4. DIRETRIZES MUNDIAIS EM MATERIAIS CONTENDO TENORM

Atualmente, o conceito de “prática” é utilizado, na maior parte dos documentos


internacionais que abordam o trabalho em indústrias que apresentam materiais contendo
TENORM, entretanto, a Comissão Européia, que elaborou seu próprio Basic Safety Standards
(EC-BSS) [8], criou uma nova categoria de trabalho chamada “work activities”. Nesta
categoria são incluídas as indústrias que geram TENORM durante o seu processo, mas a
atividade afim não utiliza as propriedades radioativas deste material. A Comunidade Européia
não estipula valores de isenção.

A Agência Internacional de Energia atômica (AIEA) estabelece na BSS-115 o critério


individual de isenção como sendo a dose individual no membro do público de 10 µSv/ano por
prática. Segundo Menon [9] a AIEA propõe no Safety Series 89 o critério de dose individual
de 10 µSv/ano para industrias nucleares e uma otimização no caso de industrias geradoras de
TENORM. No TEC DOC 855 [2] o valor de 10 µSv/ano é usado como base para avaliar
níveis de dispensa incondicional, isto é, o critério de dose não será excedido,
independentemente do uso ou aplicação deste material após sua liberação. Neste sentido,
apresentamos na tabela 1 os Níveis Incondicionais de Dispensa (NID) para o Ra-226 e o Ra-
228 e podemos perceber larga faixa destes valores, isto ocorre devido aos diferentes cenários
estudados.

Tabela 1. Níveis Incondicionais de Dispensa (NID) [2].

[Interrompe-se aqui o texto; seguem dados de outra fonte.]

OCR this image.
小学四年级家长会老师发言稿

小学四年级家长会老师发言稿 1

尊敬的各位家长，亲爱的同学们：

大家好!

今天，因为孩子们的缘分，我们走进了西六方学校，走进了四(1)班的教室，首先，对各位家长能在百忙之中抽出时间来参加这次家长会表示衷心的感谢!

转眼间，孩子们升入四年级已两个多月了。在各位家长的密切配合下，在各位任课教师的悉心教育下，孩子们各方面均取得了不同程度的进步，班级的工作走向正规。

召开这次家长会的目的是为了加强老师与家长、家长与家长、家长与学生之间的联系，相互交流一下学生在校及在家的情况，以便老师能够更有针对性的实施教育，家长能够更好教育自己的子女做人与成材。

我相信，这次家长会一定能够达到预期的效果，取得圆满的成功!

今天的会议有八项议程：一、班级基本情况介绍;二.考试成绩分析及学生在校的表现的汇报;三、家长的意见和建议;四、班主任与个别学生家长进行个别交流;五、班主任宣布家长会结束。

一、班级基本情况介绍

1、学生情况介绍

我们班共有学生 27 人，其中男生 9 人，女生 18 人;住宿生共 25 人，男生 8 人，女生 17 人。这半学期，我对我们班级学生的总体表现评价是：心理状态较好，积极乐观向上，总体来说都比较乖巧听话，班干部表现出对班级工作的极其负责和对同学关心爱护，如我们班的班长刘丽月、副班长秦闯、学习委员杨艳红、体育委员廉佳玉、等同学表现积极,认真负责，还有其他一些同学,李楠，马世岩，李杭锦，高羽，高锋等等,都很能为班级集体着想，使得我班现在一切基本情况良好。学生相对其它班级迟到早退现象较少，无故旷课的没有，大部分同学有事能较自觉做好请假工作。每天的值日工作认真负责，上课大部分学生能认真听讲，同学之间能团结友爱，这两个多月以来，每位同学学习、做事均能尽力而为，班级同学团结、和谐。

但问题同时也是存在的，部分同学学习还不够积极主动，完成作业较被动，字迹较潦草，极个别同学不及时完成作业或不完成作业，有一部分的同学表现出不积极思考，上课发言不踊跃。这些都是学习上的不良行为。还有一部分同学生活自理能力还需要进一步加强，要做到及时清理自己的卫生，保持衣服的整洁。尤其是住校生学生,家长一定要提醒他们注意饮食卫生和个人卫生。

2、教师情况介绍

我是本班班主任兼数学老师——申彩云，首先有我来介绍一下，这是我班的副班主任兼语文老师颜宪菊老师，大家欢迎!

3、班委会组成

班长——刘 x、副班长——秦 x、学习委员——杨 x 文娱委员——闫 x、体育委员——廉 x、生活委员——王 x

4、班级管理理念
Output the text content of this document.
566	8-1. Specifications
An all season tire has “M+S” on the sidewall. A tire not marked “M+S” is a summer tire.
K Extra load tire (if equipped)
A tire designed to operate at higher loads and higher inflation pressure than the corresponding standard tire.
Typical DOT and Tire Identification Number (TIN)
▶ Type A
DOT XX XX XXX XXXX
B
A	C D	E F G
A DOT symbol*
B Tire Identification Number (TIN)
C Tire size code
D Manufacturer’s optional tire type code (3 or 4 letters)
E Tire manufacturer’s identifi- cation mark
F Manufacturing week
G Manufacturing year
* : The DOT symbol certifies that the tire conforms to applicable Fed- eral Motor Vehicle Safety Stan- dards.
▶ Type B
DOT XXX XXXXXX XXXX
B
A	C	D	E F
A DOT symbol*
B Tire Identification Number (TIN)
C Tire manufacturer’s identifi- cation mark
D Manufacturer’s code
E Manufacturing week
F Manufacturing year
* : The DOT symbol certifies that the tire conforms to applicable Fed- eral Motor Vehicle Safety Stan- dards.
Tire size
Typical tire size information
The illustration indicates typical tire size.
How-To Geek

Utilização Ra- 226 (Bq/g) Ra-228 (Bq/g)


Aterro 0,3 ≤ NID ≤ 70 0,3 ≤ NID ≤ 1
Incineração 2 ≤ NID ≤ 200 3 ≤ NID ≤ 300
Reciclagem 0,07 0,1

Na EC-BSS o critério adotado para industrias geradoras de TENORM é de que se a dose


anual nos trabalhadores for menor que 1mSv/ano, nenhuma precaução especial precisa ser
tomada. Ao contrário da BSS-115 a EC-BSS não estipula nenhum valor de isenção em termos
da concentração de atividade, embora a BSS-115 não diga com clareza que os limites de
isenção ali encontrados sejam aplicados neste caso.

O critério para estabelecer os níveis de isenção e dispensa em termos de dose não pode ser
diretamente aplicado por isso, é necessário convertê-los em quantidades práticas, tais como,
concentração de atividade, concentração, etc. Segundo Páscoa [10], o Instituto Americano de
Petróleo estabeleceu algumas opções de descarte de rejeitos contendo TENORM nas
indústrias de petróleo, conforme é informado na Tabela 2. Ainda no Trabalho de Páscoa é
citado que o nível de isenção para descarte em aterro sanitário, segundo a Commissariat a
l’Energie Atomique (CEA) é de 1 Bq/g para o Ra-226 e 2 Bq/g para o Ra-228.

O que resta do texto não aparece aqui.